3 - Ingredient Biscuits


Ingredients:
8 ounces cream cheese, softened
2/3 cup butter, softened
1 1/3 cup commercial or homemade self-rising flour
Butter, softened or melted, for finishing

Directions:
Pulse together the cream cheese, 2/3 cup butter, and 1 cup of flour two or three times in food processor fitted with the knife or dough blade until it comes together in a ball.
 Turn the dough out onto waxed paper and divide into two rounds.
 Flatten.
 Wrap in waxed paper, plastic wrap, or resealable plastic bag, and refrigerate for at least 30 minutes.

Preheat oven to 425 F.

Lightly sprinkle a board or other clean surface using some of the 1/3 cup reserved flour.
 Sprinkle the top lightly with flour.
 With floured hands and a floured rolling pin, roll out one portion of the dough at a time to about 1/4 inch thick.
 Fold the dough over to make it 1/2 inch thick.
 For each biscuit, dip a 1 to 1 1/4 inch biscuit cutter into reserved flour and cut out the biscuits, starting at the outside edge and cutting very close together, being careful not to twist the cutter.
 The scraps may be combined to make additional biscuits, although the scraps do make tougher biscuits, they can be used.
 Roll out the second portion when ready to bake.

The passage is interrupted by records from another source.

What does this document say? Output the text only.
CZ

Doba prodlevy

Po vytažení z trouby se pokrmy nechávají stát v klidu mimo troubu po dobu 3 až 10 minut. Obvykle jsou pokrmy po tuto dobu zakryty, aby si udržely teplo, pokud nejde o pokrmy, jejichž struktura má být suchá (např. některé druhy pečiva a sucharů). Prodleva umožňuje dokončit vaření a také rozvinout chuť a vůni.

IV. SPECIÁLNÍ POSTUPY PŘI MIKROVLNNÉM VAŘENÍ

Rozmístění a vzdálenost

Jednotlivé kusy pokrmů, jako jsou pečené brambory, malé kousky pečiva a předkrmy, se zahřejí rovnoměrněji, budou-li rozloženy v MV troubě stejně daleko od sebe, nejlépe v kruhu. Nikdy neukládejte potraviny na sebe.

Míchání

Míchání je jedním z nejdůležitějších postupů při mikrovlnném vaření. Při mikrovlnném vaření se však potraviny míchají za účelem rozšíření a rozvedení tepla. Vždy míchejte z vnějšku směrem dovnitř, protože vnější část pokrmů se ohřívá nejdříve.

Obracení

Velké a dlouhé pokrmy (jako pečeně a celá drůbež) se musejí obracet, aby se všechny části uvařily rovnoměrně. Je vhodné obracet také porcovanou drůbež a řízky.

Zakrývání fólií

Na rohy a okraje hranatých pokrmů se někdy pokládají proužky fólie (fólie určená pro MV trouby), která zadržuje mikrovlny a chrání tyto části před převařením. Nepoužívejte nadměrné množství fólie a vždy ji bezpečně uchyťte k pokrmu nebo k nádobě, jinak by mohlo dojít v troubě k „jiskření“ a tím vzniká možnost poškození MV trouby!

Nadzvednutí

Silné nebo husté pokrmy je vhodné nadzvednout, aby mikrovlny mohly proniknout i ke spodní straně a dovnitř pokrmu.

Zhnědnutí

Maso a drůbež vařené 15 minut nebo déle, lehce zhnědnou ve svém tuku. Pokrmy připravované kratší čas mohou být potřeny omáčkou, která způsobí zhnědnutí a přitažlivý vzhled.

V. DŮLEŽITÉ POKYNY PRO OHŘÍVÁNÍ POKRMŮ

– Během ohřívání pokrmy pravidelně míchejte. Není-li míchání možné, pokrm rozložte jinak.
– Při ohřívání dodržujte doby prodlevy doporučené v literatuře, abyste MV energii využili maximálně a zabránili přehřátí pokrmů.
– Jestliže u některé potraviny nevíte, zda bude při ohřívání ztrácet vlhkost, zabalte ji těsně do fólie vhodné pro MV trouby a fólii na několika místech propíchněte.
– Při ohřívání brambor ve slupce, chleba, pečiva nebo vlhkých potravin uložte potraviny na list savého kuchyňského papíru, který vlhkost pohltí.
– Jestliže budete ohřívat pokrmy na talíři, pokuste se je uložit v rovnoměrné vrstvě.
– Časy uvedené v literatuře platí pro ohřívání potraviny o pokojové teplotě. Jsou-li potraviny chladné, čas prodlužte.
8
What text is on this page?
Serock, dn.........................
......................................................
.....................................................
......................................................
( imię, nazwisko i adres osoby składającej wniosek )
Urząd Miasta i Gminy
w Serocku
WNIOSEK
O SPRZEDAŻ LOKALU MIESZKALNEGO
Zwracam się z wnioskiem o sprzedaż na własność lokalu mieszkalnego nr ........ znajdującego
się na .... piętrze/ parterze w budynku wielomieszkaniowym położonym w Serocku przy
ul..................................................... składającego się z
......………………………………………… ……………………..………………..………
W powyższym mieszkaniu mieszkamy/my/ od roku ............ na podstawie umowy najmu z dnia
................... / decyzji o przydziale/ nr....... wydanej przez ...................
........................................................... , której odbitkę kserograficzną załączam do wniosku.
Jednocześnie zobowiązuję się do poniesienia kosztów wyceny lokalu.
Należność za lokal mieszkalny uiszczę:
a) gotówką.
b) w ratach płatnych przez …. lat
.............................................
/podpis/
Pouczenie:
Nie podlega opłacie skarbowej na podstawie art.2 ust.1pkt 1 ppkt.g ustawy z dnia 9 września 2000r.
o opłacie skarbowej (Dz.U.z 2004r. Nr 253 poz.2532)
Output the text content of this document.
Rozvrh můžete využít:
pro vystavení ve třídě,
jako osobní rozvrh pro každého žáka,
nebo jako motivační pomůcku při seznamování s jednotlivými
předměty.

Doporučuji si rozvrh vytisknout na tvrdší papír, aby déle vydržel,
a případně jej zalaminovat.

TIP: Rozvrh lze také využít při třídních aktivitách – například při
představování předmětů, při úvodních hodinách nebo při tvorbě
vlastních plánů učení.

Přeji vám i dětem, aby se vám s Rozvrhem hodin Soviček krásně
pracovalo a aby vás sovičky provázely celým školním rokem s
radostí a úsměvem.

Using a metal spatula, if necessary, move the biscuits to an ungreased baking sheet, 1 inch apart. Refrigerate the biscuits for 10 to 20 minutes until cold.
 Bake the biscuits on the top rack of the oven for 10 to 12 minutes until light golden brown. 

After about 6 mins, rotate the pan in the oven so that the front of the pan is now turned to the back and check to see if the bottoms are browning too quickly.
 If so, slide another pan underneath to add insulation and slow the browning. 

Continue baking another 4 to 6 minutes until the biscuits are light golden brown.
 When the biscuits are done, lightly brush the tops with butter.
 Turn the biscuits out upside down on a plate to cool slightly. 

Serve warm, right side up.

* May be frozen, unbaked or baked, and reheated.